The DBZ had started the action in order to recoup K 14 million that Nchito and M’membe borrowed when they were directors of the now defunct Zambia Airways. Although the High Court sided with the DBZ, the Supreme Court subsequently ordered a re-trial, and the DBZ subsequently fired Malambo and Company, sparking accusations that the president had deliberately lobbied to have the case postponed and the lawyers dropped.
The case provides a fascinating insight into the way that the PF political elite protect and promote their own. Neither M’membe nor Nchito have been punished for their profligacy or the embarrassing fallout from the court cases. Instead, Nchito has been promoted to Director of Public Prosecution, while M’membe remains the editor of The Post Newspaper.
Indeed, rather than allow the incident to fade into the background, Sata has aggressively pursued those who have sought to expose the corruption at the hart of government. Even so, few people expected him to walk into the courtroom on 21 May to press his complaint against the Daily Nation – the newspaper that initially ran the story – in person. In a statement to the Court, the president alleged that the defendants were liars and had made up their story in order to persecute him. Critics of the president have already pointed out that he failed to answer a question about his age correctly. Some have suggested that this is because he wishes to trick Zambians into thinking that he is younger than he is, in case the new constitution – currently being debated – imposes an age-limit of 75 on presidential candidates (Sata is 76). But others have claimed that it is evidence of his growing senility.

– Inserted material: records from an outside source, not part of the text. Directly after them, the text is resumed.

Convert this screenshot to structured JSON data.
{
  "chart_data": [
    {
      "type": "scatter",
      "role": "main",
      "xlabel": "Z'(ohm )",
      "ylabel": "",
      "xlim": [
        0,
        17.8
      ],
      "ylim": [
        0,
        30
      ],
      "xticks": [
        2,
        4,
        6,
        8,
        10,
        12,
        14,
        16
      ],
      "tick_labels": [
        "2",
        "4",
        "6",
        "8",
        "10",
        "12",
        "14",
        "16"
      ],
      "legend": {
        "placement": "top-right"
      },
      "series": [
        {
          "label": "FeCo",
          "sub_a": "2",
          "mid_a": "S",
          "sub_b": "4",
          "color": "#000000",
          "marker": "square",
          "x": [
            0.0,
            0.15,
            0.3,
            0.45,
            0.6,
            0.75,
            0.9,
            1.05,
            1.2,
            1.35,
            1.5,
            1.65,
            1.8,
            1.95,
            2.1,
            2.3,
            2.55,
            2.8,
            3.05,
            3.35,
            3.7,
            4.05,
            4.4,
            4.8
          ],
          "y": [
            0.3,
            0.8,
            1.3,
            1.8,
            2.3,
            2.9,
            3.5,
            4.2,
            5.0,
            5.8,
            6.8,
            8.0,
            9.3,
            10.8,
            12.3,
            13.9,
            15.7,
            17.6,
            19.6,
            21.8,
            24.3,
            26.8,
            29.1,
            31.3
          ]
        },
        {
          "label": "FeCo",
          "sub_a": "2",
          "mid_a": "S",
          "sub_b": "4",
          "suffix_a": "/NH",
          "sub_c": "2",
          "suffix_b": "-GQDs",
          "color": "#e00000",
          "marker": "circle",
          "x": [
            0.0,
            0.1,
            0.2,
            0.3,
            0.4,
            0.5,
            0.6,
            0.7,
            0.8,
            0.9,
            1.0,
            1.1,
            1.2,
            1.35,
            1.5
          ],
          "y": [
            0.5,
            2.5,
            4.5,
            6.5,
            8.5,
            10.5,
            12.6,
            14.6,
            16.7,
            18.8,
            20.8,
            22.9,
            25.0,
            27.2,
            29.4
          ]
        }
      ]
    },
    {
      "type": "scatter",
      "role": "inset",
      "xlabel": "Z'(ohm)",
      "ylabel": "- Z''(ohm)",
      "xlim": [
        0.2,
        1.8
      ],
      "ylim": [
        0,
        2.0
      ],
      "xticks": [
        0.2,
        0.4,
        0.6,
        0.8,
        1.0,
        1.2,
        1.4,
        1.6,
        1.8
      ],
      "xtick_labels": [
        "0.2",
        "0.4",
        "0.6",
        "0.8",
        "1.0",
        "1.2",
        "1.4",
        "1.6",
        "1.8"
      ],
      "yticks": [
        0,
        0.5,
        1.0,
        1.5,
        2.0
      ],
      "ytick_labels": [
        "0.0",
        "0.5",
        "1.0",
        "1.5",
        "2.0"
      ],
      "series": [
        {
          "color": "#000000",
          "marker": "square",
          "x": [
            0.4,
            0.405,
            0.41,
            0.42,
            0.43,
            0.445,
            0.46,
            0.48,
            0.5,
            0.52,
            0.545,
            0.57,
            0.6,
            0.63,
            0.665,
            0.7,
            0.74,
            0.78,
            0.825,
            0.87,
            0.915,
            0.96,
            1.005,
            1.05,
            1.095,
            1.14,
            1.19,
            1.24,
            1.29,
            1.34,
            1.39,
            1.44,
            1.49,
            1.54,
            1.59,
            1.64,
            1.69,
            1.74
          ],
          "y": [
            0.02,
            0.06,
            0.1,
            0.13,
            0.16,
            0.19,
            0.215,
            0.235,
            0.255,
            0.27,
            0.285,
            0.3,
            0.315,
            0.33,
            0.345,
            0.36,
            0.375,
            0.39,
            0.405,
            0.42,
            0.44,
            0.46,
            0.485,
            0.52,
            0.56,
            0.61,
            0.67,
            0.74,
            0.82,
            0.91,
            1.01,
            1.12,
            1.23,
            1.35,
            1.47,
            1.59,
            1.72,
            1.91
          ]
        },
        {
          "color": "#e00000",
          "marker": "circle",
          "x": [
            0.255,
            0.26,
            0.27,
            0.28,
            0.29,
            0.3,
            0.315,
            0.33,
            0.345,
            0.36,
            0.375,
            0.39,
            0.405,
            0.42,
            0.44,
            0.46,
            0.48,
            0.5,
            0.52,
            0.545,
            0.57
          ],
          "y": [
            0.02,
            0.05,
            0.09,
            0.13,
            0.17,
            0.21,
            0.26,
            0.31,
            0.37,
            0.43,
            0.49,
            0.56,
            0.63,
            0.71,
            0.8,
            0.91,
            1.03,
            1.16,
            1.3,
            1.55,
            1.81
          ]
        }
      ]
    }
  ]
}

However, the president’s surprise appearance may prove to have been a major miscalculation, because he has opened himself up to a cross-examination which defense lawyers have threatened to use to challenge the president’s physical and mental health in order to discredit him as a witness. Sata now finds himself caught between a rock and a hard place. On the one hand, if he appears before the Court, he will be forced to answer embarrassing questions about his health. On other hand, if he fails to show many will interpret it as evidence that the rumours are true and that he had to be flown to South Africa for emergency treatment. Recent reports in the Zambian blogosphere suggest that the Office of the President is well aware of the challenges that the president’s appearance has generated, and is now trying to settle matters out of court.